Stakeholders should consume datasets, not dashboards
This is my own personal opinion. There were a few times where I was asked to build a dashboard for a stakeholder. I really thought this was silly. Instead of giving the stakeholder fish, I wanted to teach them how to fish. Instead of giving them a dashboard, I wanted to give them a dataset and ask them to build the dashboard themselves. I felt like this would 1) empower them by giving them the flexibility to edit the dashboard by themselves 2) save me some time and allow me to focus on the data processing.
Full-stack data roles enable more impact
At Alan, people are expected to have a full-stack skillset.
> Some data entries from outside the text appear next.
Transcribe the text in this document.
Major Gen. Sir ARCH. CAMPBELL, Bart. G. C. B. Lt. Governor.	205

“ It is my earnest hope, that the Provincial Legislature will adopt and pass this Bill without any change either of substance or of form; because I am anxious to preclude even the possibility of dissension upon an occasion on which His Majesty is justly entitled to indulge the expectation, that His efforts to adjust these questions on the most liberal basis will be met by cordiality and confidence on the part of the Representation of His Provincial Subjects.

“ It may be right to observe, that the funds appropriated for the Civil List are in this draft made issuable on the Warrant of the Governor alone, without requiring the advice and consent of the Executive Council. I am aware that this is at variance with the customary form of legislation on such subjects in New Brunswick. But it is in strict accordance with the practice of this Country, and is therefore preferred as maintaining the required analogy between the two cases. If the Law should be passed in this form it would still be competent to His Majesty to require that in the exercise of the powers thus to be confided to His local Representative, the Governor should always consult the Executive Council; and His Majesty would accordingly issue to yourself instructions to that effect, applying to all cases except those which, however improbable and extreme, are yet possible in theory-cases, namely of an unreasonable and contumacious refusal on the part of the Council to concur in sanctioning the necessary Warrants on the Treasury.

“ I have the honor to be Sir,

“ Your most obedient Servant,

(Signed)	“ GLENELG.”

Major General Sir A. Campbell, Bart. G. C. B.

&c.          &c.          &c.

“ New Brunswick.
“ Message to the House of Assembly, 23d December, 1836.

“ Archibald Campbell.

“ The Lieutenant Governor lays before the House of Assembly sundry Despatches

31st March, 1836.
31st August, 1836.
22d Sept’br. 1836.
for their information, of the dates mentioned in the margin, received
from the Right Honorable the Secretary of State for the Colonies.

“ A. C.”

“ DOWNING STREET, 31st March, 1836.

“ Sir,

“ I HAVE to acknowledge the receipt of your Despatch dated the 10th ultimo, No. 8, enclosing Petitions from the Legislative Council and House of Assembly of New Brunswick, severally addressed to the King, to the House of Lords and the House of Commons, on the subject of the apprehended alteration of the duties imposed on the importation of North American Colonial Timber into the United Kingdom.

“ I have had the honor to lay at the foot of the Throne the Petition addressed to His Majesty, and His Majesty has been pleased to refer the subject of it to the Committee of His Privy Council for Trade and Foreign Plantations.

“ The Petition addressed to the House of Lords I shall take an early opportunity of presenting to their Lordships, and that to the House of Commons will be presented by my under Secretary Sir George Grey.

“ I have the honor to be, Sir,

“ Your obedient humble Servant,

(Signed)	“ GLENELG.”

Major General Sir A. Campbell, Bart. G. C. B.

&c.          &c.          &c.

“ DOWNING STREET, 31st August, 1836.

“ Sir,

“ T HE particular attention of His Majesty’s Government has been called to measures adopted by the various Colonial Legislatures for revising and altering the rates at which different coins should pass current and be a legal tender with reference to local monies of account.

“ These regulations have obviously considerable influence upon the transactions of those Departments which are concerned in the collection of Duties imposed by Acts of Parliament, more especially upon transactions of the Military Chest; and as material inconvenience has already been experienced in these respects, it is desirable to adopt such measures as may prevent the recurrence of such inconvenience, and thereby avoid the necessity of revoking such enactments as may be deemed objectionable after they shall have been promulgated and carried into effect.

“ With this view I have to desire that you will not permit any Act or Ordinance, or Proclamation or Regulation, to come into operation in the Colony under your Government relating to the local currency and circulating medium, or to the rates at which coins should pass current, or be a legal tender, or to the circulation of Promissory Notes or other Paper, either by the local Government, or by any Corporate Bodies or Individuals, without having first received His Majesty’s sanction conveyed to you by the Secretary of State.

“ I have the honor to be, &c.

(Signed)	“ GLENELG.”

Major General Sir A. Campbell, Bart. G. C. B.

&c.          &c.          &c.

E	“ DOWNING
A good example are Alan engineers: they’re supposed to be capable of writing backend code as well as frontend code, for both web and mobile. This idea goes beyond the skillset: you’re supposed to have a full-stack mindset too. For instance, everyone is expected to “own” the feature they’re working on. There are of course product managers, but no product owners.
This full-stack approach also applies to members of Alan’s data team. We aren’t labelled as scientists, analysts, or engineers: we were expected to be capable on each aspect. Therefore, we are all able to deliver a project from A to Z by ourselves. I very much enjoy this way of working. When I worked on a new document classification model, I started by opening a notebook. I took care of grabbing training data from the warehouse. I owned the model deployment aspect. I didn’t have to ask a data engineer to give me a hand, so there was no friction. I thought that this was wonderful and that it made me very efficient.
I’m really bullish on having full-stack “data” people. I think that something is wrong if the technical stack is so complicated that you need a data engineer. Likewise, I believe that a good data scientist should also be good data analyst, because I feel like they need as much business acumen as an analyst to be impactful. Obviously, the downside to this approach is that it makes recruitment difficult. Alan often refuses strong candidates because they are lacking on either side of spectrum.